Giorno dopo giorno sono arrivato alla soglia dei settanta. E potrei vivere bene ancora diversi anni se non fosse che mi trovo in un letto di ospedale, solo e gravemente malato. I sanitari mi hanno prognosticato ancora pochi mesi di vita; credo proprio che potrebbero essere le ultime albe che vedrò, concludendo così in questa valle di lacrime chiamato mondo la mia tormentata esistenza, che nonostante tutto ho amato aspettandone sempre con sollievo la fine.
È iniziato tutto da un banalissimo incidente stradale, che mi ha portato dapprima in una dimensione astratta, sconosciuta; e termina infine con questi ultimi giorni che chiudono il metaforico cerchio della vita, la mia esistenza. Condivido questo racconto per lasciarlo ai posteri prima che sia troppo tardi.
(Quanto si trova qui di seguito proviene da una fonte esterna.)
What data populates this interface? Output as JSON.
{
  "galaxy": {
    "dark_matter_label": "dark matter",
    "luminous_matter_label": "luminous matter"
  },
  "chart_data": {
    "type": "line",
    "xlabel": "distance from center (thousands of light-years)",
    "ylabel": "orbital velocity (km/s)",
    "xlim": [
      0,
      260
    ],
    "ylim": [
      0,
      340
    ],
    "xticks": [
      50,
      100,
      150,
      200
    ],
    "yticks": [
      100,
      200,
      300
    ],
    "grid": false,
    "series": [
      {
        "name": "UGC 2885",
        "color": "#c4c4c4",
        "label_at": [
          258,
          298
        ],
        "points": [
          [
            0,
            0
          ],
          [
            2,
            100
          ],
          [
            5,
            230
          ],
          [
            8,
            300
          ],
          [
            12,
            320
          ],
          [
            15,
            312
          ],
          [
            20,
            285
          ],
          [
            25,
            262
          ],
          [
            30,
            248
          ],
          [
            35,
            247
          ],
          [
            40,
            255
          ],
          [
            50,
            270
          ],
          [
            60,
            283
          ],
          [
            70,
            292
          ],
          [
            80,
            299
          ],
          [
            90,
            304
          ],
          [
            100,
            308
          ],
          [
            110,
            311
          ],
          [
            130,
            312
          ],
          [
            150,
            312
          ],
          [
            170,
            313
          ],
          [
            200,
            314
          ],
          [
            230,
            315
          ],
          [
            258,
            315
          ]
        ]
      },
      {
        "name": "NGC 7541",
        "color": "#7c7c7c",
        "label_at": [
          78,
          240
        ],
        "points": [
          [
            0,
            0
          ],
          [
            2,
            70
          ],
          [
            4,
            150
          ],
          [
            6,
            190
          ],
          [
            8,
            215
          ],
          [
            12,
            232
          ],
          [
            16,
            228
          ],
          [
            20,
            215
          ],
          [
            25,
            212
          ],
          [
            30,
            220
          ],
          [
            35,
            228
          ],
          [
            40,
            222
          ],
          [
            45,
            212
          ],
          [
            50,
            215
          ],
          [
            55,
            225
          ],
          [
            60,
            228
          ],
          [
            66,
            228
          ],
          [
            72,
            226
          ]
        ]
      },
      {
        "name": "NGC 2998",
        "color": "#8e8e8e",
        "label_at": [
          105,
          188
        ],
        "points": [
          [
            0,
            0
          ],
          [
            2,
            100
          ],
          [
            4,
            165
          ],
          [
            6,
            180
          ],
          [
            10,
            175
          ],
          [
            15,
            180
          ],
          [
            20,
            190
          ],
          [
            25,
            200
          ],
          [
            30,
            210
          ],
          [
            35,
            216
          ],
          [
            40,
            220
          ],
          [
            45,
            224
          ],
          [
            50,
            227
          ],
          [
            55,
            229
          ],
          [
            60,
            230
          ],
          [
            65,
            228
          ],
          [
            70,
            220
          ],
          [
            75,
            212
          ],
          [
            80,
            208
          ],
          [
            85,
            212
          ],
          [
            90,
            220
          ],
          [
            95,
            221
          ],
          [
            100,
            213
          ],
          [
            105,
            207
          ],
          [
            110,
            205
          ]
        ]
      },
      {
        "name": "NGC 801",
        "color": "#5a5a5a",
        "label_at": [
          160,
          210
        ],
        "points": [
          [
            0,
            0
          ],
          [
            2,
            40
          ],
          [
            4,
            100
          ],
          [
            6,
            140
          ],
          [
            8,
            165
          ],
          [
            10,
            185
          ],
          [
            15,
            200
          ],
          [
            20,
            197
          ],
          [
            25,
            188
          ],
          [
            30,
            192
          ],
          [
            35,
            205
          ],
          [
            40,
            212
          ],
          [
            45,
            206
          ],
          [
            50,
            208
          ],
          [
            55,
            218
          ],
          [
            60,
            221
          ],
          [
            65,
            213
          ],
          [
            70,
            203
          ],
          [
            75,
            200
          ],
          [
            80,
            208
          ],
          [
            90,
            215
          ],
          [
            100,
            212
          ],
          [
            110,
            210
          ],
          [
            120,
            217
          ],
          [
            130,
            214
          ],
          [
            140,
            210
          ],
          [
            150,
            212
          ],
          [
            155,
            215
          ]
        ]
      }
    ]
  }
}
Il mio nome è Gioacchino Davasio, nacqui nel 1950 a Pesaro e vissi sempre nelle Marche. Abitavo in campagna e i miei genitori lavoravano con fatica quella terra che normalmente rendeva poco: metà del raccolto andava ai padroni del terreno, come stabilivano le regole della mezzadria. Non era facile tirare avanti ma in casa regnava armonia e serenità, regalo di una vita semplice; trascorsi l’infanzia in quella modesta ma accogliente abitazione. A sei anni frequentai le scuole del paese, feci le elementari ma poi non volli passare alle medie, non mi piaceva lo studio e a quei tempi la frequenza scolastica non era obbligatoria come divenne invece qualche anno dopo. I miei genitori insistettero non poco per convincermi a cambiare idea, ma ero testardo come un mulo e non volli sentir ragioni. Con il tempo mi sono assai pentito di quella decisione, ma da bambini si è troppo superficiali e studiare per me non era propriamente il gioco più bello del mondo. In seguito la mia famiglia si trasferì in un sito non lontano dove si poteva coltivare meglio e di più. Anch’io, oramai cresciutello, per quanto possibile contribuivo aiutando papà nei campi e così nel nuovo podere la nostra situazione economica migliorò sensibilmente. A quei tempi al bar si parlava di sport, donne e motori ma si discuteva spesso sul fatto che senza studi non si poteva fare neppure lo spazzino. E così intorno ai vent’anni tornai un poco a studiare per un corso serale di meccanica, di cui ero appassionato, conseguendo un diploma che mi sarebbe servito alcuni anni dopo per trovare lavoro in un’azienda che produceva macchine utensili. Lavorai lì i primi anni, per poi intraprendere la mansione di rappresentante e venditore delle macchine che fabbricavamo. Il nuovo inquadramento professionale, oltre a un aumento di stipendio, mi permetteva anche di viaggiare lungo lo Stivale per piazzare macchine industriali. Quanto amavo guidare!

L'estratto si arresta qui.